L J
sorry, I thought you were a pilot. The AIP is the "Air Pilot" whuich is the bible for flying in the UK. The reference was to a section dealing with Heathrow (code EGLL).
The hold is based overhead the LAM beacon and is a racetrack turning 180 degrees away from the beacon, going straight for 1 minutes' flying time, then turning back towards the beacon and flying back (nominally) 1 minute until overhead, and then doing it all over again!
I haven't got a BNN chart in front of me, but I suspect the 222 degree line would be the track flown by an A/c following the radial from the BNN VOR. As DrKaos said, these procedures are designed to be flown by the pilot in the event of NO radar vectors from ATC (typically radar or radio failure). The radar vectors chosed by the ATCO would be similar to the non-radar pattern, but changed tactically to fit into the traffic sequence.
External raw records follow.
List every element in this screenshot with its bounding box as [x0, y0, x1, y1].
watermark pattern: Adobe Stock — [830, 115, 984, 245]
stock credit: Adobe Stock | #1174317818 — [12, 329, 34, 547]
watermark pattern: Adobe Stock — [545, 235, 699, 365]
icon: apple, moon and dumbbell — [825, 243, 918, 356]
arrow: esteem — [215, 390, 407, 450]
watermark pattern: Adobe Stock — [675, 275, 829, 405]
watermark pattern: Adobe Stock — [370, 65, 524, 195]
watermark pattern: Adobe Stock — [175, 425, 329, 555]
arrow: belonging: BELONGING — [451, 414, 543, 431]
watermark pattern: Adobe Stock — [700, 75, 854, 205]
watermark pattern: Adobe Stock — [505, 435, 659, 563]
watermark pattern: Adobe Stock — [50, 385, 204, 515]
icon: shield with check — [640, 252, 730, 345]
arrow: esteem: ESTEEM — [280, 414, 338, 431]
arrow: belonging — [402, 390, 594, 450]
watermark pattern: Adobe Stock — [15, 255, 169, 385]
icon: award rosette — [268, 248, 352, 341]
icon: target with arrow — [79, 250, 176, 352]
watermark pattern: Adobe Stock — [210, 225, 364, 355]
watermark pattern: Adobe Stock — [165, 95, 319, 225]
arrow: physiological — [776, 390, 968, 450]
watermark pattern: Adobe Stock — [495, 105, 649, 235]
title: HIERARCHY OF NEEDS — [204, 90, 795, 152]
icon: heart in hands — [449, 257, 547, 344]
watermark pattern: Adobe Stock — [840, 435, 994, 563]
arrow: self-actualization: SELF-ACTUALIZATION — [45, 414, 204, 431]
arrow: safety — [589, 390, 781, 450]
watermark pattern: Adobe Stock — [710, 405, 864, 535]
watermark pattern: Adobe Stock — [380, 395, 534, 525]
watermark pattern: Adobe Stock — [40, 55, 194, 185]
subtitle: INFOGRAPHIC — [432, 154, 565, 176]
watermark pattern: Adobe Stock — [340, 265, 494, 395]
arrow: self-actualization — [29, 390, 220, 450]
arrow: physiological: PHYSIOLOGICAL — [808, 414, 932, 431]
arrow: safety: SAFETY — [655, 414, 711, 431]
As to the symbol, it depends which chart you're looking at. Usually the NDB is circles of dots. A VOR is a hexagon and a VOR/DME is a hexagon in a box with a dot in the middle.
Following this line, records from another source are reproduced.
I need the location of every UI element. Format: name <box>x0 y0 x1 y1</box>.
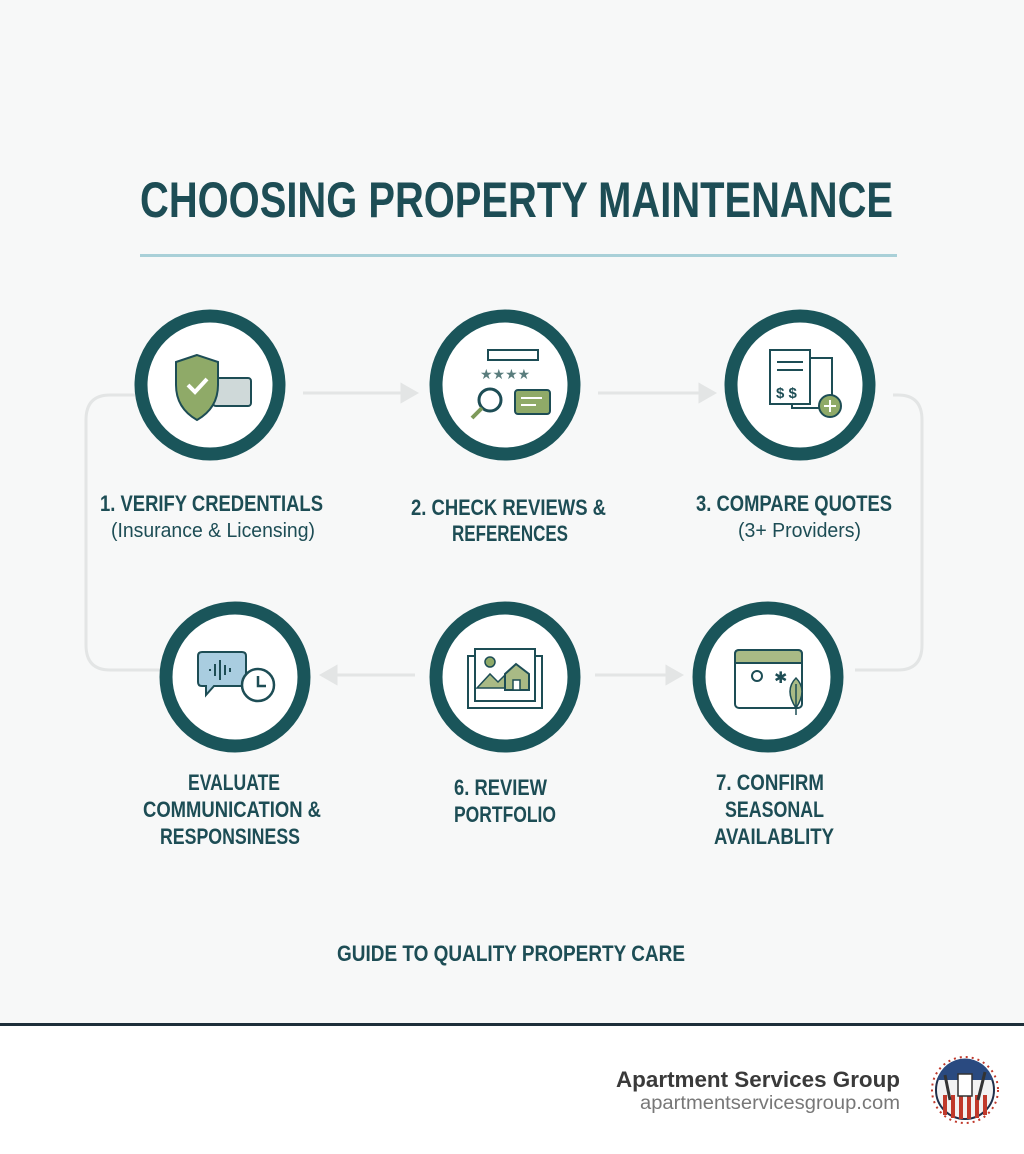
step 4 circle + icon <box>166 608 304 746</box>
step 2 label: REFERENCES <box>452 521 568 546</box>
footer <box>0 1023 1024 1154</box>
step 4 label: RESPONSINESS <box>160 824 300 849</box>
step 7 label <box>714 770 834 849</box>
step 2 label: 2. CHECK REVIEWS & <box>411 495 606 520</box>
step 4 label: EVALUATE <box>188 770 280 795</box>
footer: apartmentservicesgroup.com <box>640 1093 900 1114</box>
step 7 label: AVAILABLITY <box>714 824 834 849</box>
step 6 label: PORTFOLIO <box>454 802 556 827</box>
arrows <box>303 385 714 683</box>
step 3 circle + icon <box>731 316 869 454</box>
step 1 label: 1. VERIFY CREDENTIALS <box>100 491 323 516</box>
step 3 label: (3+ Providers) <box>738 520 861 542</box>
step 6 circle + icon <box>436 608 574 746</box>
step 1 circle + icon <box>141 316 279 454</box>
step 7 circle + icon <box>699 608 837 746</box>
step 1 label <box>100 491 323 542</box>
step 3 label: 3. COMPARE QUOTES <box>696 491 892 516</box>
logo <box>932 1057 998 1123</box>
step 6 label: 6. REVIEW <box>454 775 547 800</box>
step 4 label <box>143 770 321 849</box>
step 7 label: SEASONAL <box>725 797 824 822</box>
step 2 label <box>411 495 606 546</box>
step 7 label: 7. CONFIRM <box>716 770 824 795</box>
subtitle: GUIDE TO QUALITY PROPERTY CARE <box>337 941 685 966</box>
step 4 label: COMMUNICATION & <box>143 797 321 822</box>
step 6 label <box>454 775 556 827</box>
connector loop <box>86 395 922 670</box>
footer: Apartment Services Group <box>616 1067 900 1092</box>
step 2 circle + icon: ★★★★ <box>480 367 530 383</box>
step 3 circle + icon: $ $ <box>776 385 798 402</box>
step 1 label: (Insurance & Licensing) <box>111 520 315 542</box>
step 3 label <box>696 491 892 542</box>
step 7 circle + icon: ✱ <box>774 668 787 687</box>
step 2 circle + icon <box>436 316 574 454</box>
The NDB just sends out a signal in all directions and the needle in the cockpit points to it (hence Non Directional Beacon). The VOR sends out a pair of beams by which the equipment in the cockpit can detect it's displacement from any one of 360 tracks out (called radials). Dial up the radial you want and the needle says "fly left/right" until you're on it. Combined with DME (distance measuring equipment) you get what mathematicians call a polar coordinate...a point a known distance on a known bearing from a fixed origin.